Thud mentioned “the kind of ID that also rejects short-history ‘the world is 5000 years old’ creationism.” It’s been my sense lately that “ID” is an effort by more moderate believers to distance themselves from the more literal, fundamentalist reading of a six-thousand-year-old universe. Look at the
Catholic church’s official position: the Vatican holds that God created the universe, but it makes no claim as to how he did it. Very sensible, but too sensible for fundamentalists – who often are rabidly anti-Catholic as well.
The problem lies with the fact that creationists – and I mean the hard-core, 6k variety – take the issue very personally. I once stumbled onto a teen message board of a fundamentalist sect and jumped in on the question, “Do you believe in evolution?” I found that the kids’ initial reaction was always an emotional one. “I’m not descended from primal sludge!” was a common theme. While I fail to see how the origins of my species affect my personal worth and self-confidence, the thought of being able to trace the human race back to amoebas somehow offended their sense of personal dignity.
“Something that used to be sludge can’t possibly be a child of God,” they reason. “I am a child of God,” they continue, concluding with, “Therefore, I did not evolve from primordial soup.”
Not the most well-founded syllogism I’ve ever encountered, but these are emotions we’re dealing with, not reasonable, rational responses.
Accepting evolution is rejecting God. For them, it means rejecting the very bedrock of their lives: the Bible.

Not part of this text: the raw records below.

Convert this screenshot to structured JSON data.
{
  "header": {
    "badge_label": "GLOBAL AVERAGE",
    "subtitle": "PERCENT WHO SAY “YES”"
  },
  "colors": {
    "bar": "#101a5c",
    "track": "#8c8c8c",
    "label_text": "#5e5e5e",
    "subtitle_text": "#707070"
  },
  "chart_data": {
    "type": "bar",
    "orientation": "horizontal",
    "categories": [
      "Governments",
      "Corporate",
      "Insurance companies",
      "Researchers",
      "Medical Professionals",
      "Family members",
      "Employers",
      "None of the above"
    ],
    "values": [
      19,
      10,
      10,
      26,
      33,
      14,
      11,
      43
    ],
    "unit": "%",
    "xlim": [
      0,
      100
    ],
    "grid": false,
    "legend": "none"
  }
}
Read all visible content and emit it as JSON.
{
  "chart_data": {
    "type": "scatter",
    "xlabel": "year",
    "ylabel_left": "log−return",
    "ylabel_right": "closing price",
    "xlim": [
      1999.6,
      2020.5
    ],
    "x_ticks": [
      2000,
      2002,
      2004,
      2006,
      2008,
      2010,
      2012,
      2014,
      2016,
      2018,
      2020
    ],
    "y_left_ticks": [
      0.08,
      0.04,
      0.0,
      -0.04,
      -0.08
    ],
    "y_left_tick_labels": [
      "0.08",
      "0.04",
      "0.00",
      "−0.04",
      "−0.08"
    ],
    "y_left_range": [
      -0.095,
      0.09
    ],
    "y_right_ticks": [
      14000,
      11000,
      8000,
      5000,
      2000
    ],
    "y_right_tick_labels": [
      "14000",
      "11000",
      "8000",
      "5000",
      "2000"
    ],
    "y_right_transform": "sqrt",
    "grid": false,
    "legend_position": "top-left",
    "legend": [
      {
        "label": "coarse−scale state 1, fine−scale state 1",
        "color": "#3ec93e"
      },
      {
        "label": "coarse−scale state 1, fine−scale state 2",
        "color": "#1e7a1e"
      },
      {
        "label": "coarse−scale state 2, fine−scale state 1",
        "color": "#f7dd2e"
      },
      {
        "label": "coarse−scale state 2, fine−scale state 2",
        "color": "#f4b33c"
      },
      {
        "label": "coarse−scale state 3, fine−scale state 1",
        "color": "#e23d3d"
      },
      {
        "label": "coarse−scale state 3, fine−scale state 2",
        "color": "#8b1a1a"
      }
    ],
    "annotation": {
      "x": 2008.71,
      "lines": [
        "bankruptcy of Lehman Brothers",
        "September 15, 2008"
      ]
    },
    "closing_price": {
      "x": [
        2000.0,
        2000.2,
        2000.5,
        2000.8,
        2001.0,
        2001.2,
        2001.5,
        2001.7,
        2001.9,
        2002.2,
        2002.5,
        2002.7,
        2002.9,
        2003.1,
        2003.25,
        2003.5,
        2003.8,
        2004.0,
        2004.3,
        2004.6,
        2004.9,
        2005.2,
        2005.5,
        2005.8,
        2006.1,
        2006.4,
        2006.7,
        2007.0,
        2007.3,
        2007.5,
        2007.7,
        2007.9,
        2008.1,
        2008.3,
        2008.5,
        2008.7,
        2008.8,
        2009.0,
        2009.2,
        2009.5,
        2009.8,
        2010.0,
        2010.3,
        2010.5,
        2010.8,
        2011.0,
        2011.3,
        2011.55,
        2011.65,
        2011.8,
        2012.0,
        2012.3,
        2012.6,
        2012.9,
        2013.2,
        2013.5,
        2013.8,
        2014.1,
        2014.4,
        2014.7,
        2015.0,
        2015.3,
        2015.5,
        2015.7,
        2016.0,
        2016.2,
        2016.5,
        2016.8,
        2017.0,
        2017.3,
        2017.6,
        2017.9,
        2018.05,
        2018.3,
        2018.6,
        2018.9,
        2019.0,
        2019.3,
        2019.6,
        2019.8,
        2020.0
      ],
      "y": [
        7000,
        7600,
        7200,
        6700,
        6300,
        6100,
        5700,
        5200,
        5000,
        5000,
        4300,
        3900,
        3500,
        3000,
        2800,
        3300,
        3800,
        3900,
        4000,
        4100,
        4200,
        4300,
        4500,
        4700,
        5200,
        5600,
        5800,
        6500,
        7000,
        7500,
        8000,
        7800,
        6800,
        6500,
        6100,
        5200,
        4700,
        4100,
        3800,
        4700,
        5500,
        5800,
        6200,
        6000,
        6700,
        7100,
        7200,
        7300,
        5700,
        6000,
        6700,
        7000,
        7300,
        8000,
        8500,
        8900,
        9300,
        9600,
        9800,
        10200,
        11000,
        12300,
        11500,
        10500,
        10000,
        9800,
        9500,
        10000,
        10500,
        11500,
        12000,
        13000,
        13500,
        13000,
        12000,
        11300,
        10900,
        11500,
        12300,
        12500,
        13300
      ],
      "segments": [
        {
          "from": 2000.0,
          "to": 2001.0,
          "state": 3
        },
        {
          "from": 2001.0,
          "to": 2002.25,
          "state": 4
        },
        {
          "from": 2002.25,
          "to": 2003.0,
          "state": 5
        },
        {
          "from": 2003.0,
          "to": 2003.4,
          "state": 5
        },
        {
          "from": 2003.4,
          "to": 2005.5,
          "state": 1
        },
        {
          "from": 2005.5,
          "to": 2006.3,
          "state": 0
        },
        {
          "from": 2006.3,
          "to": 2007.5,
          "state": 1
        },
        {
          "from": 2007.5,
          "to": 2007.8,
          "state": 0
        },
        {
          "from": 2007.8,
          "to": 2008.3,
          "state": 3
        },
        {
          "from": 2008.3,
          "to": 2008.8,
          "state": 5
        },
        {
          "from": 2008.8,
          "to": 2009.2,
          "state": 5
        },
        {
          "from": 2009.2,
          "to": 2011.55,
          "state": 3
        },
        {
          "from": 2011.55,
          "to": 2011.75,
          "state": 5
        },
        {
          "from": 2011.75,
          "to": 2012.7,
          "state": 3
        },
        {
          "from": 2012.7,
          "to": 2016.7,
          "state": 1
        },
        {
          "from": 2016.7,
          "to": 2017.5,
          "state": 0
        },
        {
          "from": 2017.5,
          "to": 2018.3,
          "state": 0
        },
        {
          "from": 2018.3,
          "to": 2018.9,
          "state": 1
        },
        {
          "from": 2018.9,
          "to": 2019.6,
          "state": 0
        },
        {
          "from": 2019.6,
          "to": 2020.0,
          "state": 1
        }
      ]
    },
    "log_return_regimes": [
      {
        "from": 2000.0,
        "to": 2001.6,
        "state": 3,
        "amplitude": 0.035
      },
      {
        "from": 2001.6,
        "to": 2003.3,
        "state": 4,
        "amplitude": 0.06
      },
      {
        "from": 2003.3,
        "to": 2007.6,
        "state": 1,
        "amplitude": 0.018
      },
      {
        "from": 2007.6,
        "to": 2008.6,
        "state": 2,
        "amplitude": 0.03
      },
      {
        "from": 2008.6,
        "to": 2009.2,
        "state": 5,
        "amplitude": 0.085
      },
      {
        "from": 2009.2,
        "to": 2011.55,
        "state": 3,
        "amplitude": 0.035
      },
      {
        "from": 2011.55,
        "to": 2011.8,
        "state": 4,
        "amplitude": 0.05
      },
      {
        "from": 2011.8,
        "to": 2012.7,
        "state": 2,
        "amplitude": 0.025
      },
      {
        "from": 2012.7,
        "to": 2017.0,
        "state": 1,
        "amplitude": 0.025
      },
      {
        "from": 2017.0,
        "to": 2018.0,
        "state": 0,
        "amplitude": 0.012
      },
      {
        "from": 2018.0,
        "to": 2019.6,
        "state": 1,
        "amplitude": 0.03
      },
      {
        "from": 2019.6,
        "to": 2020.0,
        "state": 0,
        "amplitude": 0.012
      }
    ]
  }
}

It makes the Bible a liar, because the use of figurative language has largely escaped them as a possible interpretation. If “And the evening and the morning were the first day” (Genesis 1.5) can be interpreted figuratively, so can “For God so loved the world, that he gave his only begotten Son, that whosoever believeth in him should not perish, but have everlasting life” (John 3.16). If the Bible got it wrong about biology, then what confidence can we have in it regarding salvation.
This black-and-white, either-or thinking permeates the fundamentalist world.
All we had to do was elect an evangelical president to see that.